İslami edebiyatı, İslam tarihi, felsefesi ve düşüncesini bilmeden anlamak mümkün değildir. Bu edebiyatın temel unsurları olarak Arap, Fars ve Türk edebiyatlarını en başta saymak gerekir. Musikinin edebiyata kaynaklık edişindeki seviyeyi göstermek için Şeyhülislam Esad Efendinin bir gazelinden bir beyti izah etmeye çalışalım.
Kendisi gibi abisi, babası ve kayınpederi de şeyhülislam olan Esad Efendi (1684-1752), Osmanlı ulemasının önde gelenlerinden. Fıkıh ve tefsirle ilgili eserleri var. Üç dili şiir söyleyecek kadar iyi bilir. O kadar ki Türkçeden Arapça ve Farsçaya bir sözlük hazırlamıştır. Ama onun diğer din bilginlerinden farklı bir yönü daha var: Besteleri de olan bir musiki adamı…
Esad Efendinin Atrabü’l-Âsâr’ı Osmanlı döneminde yazılmış yegane musikişinas tezkiresidir. Bu eserde, 17. yüzyılda ve 18. yüzyıl başlarında yaşamış yüze yakın bestekârın hayatı ve eserleri hakkında kısa bilgiler yer alır. Esad Efendi, kendi asrı ile bir önceki asırda yaşamış musikişinasların biyografilerini derlediği bir eser telif etmekle kalmamış, devrinin önde gelen musikişinaslarından ve bestekarlarından biri olarak kabul görmüştür. Bir kısmı günümüze kadar ulaşan besteleri erbabının malumudur.
Esad Efendinin, her beytinde farklı çalgı aletiyle karşılaştığımız şu şiiri baştan sona musikiden bahseder:
Virse kânûn safâ üzre rebâba tâbı
Cân bulup mutribe reşk eyler idi Fârâbî
Kanun neşe ile rebaba sıcaklığını verse Farabî canlanıp [dinler de] saz heyetini kıskanırdı.
Olmasa nâleleri gûş-hırâş-ı Zühre
Târ-ı tanbûr yemezdi bu kadar mızrâbı
Zühre’nin kulakları tırmalayan inlemeleri olmasa tanbur telleri bu kadar mızrap darbesine maruz kalmazdı.

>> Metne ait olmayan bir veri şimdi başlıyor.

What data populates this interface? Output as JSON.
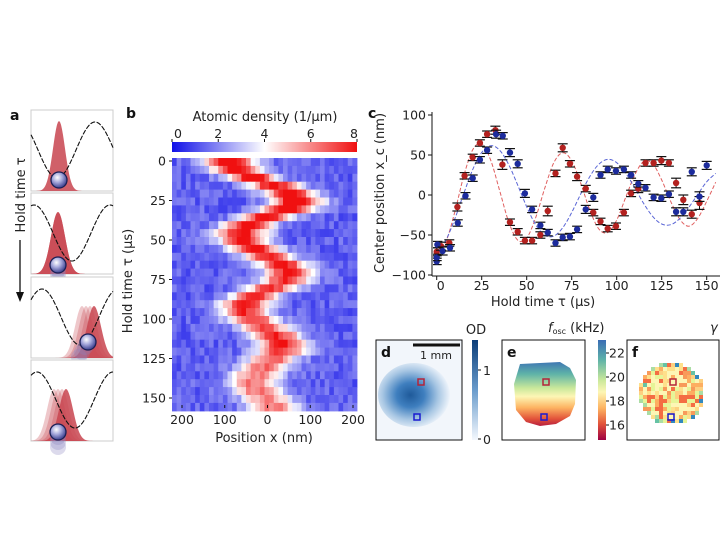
{
  "panel_labels": {
    "a": "a",
    "b": "b",
    "c": "c",
    "d": "d",
    "e": "e",
    "f": "f"
  },
  "panel_a": {
    "axis_label": "Hold time τ"
  },
  "colors": {
    "red_series": "#b3211f",
    "blue_series": "#1c2b9c",
    "red_fit": "#e06060",
    "blue_fit": "#5a66d6"
  },
  "chart_data": [
    {
      "type": "heatmap",
      "panel": "b",
      "colorbar_title": "Atomic density (1/µm)",
      "colorbar_ticks": [
        "0",
        "2",
        "4",
        "6",
        "8"
      ],
      "colorbar_range": [
        0,
        8
      ],
      "colormap": "blue-white-red",
      "xlabel": "Position x (nm)",
      "ylabel": "Hold time τ (µs)",
      "x_ticks": [
        "200",
        "100",
        "0",
        "100",
        "200"
      ],
      "y_ticks": [
        "0",
        "25",
        "50",
        "75",
        "100",
        "125",
        "150"
      ],
      "xlim": [
        -200,
        200
      ],
      "ylim": [
        0,
        155
      ],
      "row_times_us": [
        0,
        5,
        10,
        15,
        20,
        25,
        30,
        35,
        40,
        45,
        50,
        55,
        60,
        65,
        70,
        75,
        80,
        85,
        90,
        95,
        100,
        105,
        110,
        115,
        120,
        125,
        130,
        135,
        140,
        145,
        150,
        155
      ],
      "profile_center_nm": [
        -75,
        -60,
        -25,
        20,
        55,
        70,
        50,
        5,
        -35,
        -50,
        -45,
        -20,
        10,
        40,
        55,
        45,
        15,
        -20,
        -40,
        -42,
        -25,
        0,
        25,
        40,
        35,
        15,
        -5,
        -20,
        -25,
        -15,
        5,
        20
      ],
      "profile_peak_density": [
        7.5,
        7.3,
        7.0,
        7.0,
        7.3,
        7.6,
        7.4,
        7.0,
        7.0,
        7.0,
        6.9,
        6.5,
        6.4,
        6.6,
        6.6,
        6.4,
        6.1,
        6.2,
        6.4,
        6.3,
        6.2,
        6.1,
        6.5,
        6.6,
        6.2,
        5.5,
        5.2,
        5.0,
        5.0,
        5.0,
        5.0,
        5.0
      ]
    },
    {
      "type": "scatter",
      "panel": "c",
      "xlabel": "Hold time τ (µs)",
      "ylabel": "Center position x_c (nm)",
      "x_ticks": [
        "0",
        "25",
        "50",
        "75",
        "100",
        "125",
        "150"
      ],
      "y_ticks": [
        "100",
        "50",
        "0",
        "−50",
        "−100"
      ],
      "xlim": [
        0,
        155
      ],
      "ylim": [
        -100,
        100
      ],
      "series": [
        {
          "color": "red",
          "points": [
            [
              0,
              -71,
              5
            ],
            [
              2.4,
              -64,
              5
            ],
            [
              7,
              -60,
              4
            ],
            [
              11.5,
              -15,
              5
            ],
            [
              15.5,
              24,
              4
            ],
            [
              20,
              47,
              4
            ],
            [
              24,
              65,
              4
            ],
            [
              28,
              76,
              4
            ],
            [
              32.6,
              81,
              5
            ],
            [
              36.5,
              38,
              6
            ],
            [
              40.7,
              -34,
              4
            ],
            [
              45,
              -46,
              4
            ],
            [
              49,
              -57,
              4
            ],
            [
              53,
              -57,
              4
            ],
            [
              57.6,
              -50,
              4
            ],
            [
              61.7,
              -20,
              6
            ],
            [
              66,
              27,
              4
            ],
            [
              70,
              59,
              5
            ],
            [
              74,
              39,
              4
            ],
            [
              78,
              23,
              5
            ],
            [
              82.8,
              8,
              4
            ],
            [
              87,
              -22,
              4
            ],
            [
              91,
              -33,
              4
            ],
            [
              95,
              -42,
              4
            ],
            [
              99.6,
              -39,
              4
            ],
            [
              104,
              -22,
              4
            ],
            [
              108,
              2,
              4
            ],
            [
              112,
              8,
              5
            ],
            [
              116,
              40,
              4
            ],
            [
              120.5,
              40,
              4
            ],
            [
              124.8,
              43,
              5
            ],
            [
              129,
              40,
              4
            ],
            [
              133,
              15,
              6
            ],
            [
              137,
              -6,
              6
            ],
            [
              141.7,
              -24,
              5
            ],
            [
              146,
              -10,
              8
            ]
          ],
          "fit": {
            "t": [
              0,
              5,
              10,
              15,
              20,
              25,
              30,
              35,
              40,
              45,
              50,
              55,
              60,
              65,
              70,
              75,
              80,
              85,
              90,
              95,
              100,
              105,
              110,
              115,
              120,
              125,
              130,
              135,
              140,
              145,
              150,
              155
            ],
            "y": [
              -71.6,
              -59.1,
              -21.8,
              23.5,
              56.5,
              63.9,
              43.5,
              5.2,
              -33.6,
              -56.4,
              -53.8,
              -28.2,
              8.2,
              40.1,
              52.8,
              42.8,
              14.8,
              -18.4,
              -42.3,
              -46.9,
              -31.4,
              -3.0,
              25.0,
              41.9,
              39.0,
              18.8,
              -8.0,
              -30.2,
              -39.0,
              -29.3,
              -7.9,
              16.0
            ]
          }
        },
        {
          "color": "blue",
          "points": [
            [
              0,
              -83,
              4
            ],
            [
              0,
              -78,
              4
            ],
            [
              0.4,
              -62,
              4
            ],
            [
              3.3,
              -70,
              5
            ],
            [
              7.4,
              -66,
              4
            ],
            [
              11.7,
              -35,
              4
            ],
            [
              16,
              -1,
              4
            ],
            [
              20,
              21,
              4
            ],
            [
              24,
              44,
              4
            ],
            [
              28,
              56,
              4
            ],
            [
              33,
              76,
              5
            ],
            [
              36.7,
              74,
              4
            ],
            [
              40.7,
              53,
              5
            ],
            [
              45,
              39,
              5
            ],
            [
              49,
              2,
              5
            ],
            [
              53,
              -18,
              4
            ],
            [
              57.6,
              -38,
              4
            ],
            [
              61.7,
              -47,
              4
            ],
            [
              66,
              -60,
              4
            ],
            [
              70,
              -53,
              4
            ],
            [
              74,
              -52,
              4
            ],
            [
              78,
              -43,
              4
            ],
            [
              82.8,
              -18,
              5
            ],
            [
              87,
              -3,
              5
            ],
            [
              91,
              25,
              4
            ],
            [
              95,
              32,
              4
            ],
            [
              99.6,
              30,
              4
            ],
            [
              104,
              32,
              4
            ],
            [
              108,
              25,
              4
            ],
            [
              112,
              14,
              4
            ],
            [
              116,
              9,
              4
            ],
            [
              120.5,
              -3,
              4
            ],
            [
              124.8,
              -4,
              4
            ],
            [
              129,
              1,
              4
            ],
            [
              133,
              -21,
              5
            ],
            [
              137,
              -21,
              5
            ],
            [
              141.7,
              29,
              5
            ],
            [
              146,
              -2,
              6
            ],
            [
              150,
              37,
              5
            ]
          ],
          "fit": {
            "t": [
              0,
              5,
              10,
              15,
              20,
              25,
              30,
              35,
              40,
              45,
              50,
              55,
              60,
              65,
              70,
              75,
              80,
              85,
              90,
              95,
              100,
              105,
              110,
              115,
              120,
              125,
              130,
              135,
              140,
              145,
              150,
              155
            ],
            "y": [
              -71.3,
              -56.8,
              -30.3,
              1.6,
              31.7,
              53.1,
              61.6,
              55.9,
              38.0,
              12.4,
              -14.7,
              -37.2,
              -50.3,
              -51.4,
              -41.0,
              -21.9,
              1.2,
              22.9,
              38.3,
              44.5,
              40.4,
              27.4,
              9.0,
              -10.6,
              -26.8,
              -36.3,
              -37.1,
              -29.5,
              -15.8,
              0.8,
              16.5,
              27.0
            ]
          }
        }
      ]
    }
  ],
  "panel_d": {
    "colorbar_title": "OD",
    "colorbar_ticks": [
      "1",
      "0"
    ],
    "scale_bar": "1 mm"
  },
  "panel_e": {
    "colorbar_title_main": "f",
    "colorbar_title_sub": "osc",
    "colorbar_title_unit": " (kHz)",
    "colorbar_ticks": [
      "22",
      "20",
      "18",
      "16"
    ],
    "colormap": "spectral"
  },
  "panel_f": {
    "colorbar_title": "γ"
  }
}
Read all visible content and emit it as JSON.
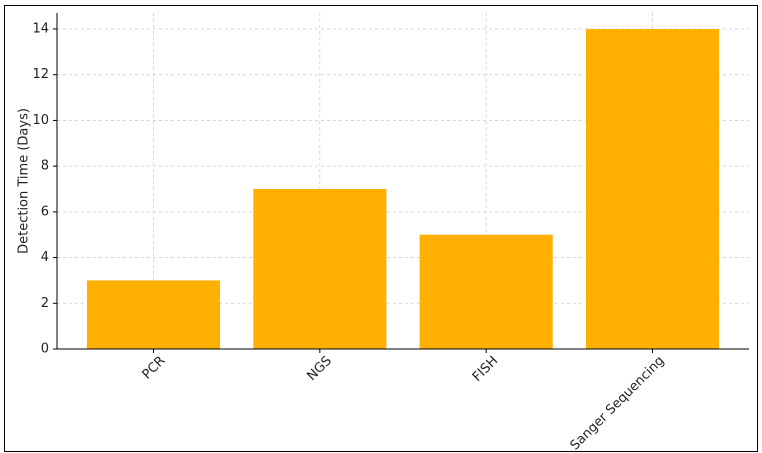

Bagrımı dâg ile ney kaddimi çeng eyler o yâr
Olsa râmiş-ger idüp dâ’ire mâh-tâbı
Eğer o sevgili bir çalgıcı olur da mehtabı daire gibi çalarsa bağrımı delerek neye benzetir, boyumu ise çenge döndürür.
Kıldı sad şerha ile sînemi muskâr gibi
Nâlem itse n’ola pür sâmi‘a-i ahbâbı
Ağlayıp inlemelerim ahbabın kulaklarını doldurmasında şaşılacak ne var! [O sevgili] sinemi musikar gibi delik deşik etti.
Âhdan sît-i gülû savt-ı nefîre döndi
Dögünüp def gibi dil oldı nagam dolabı
Ah çekmekten boğazımdan çıkan ses nefirin sesine, dil de def gibi dövünerek nağme dolabına/laternaya benzedi.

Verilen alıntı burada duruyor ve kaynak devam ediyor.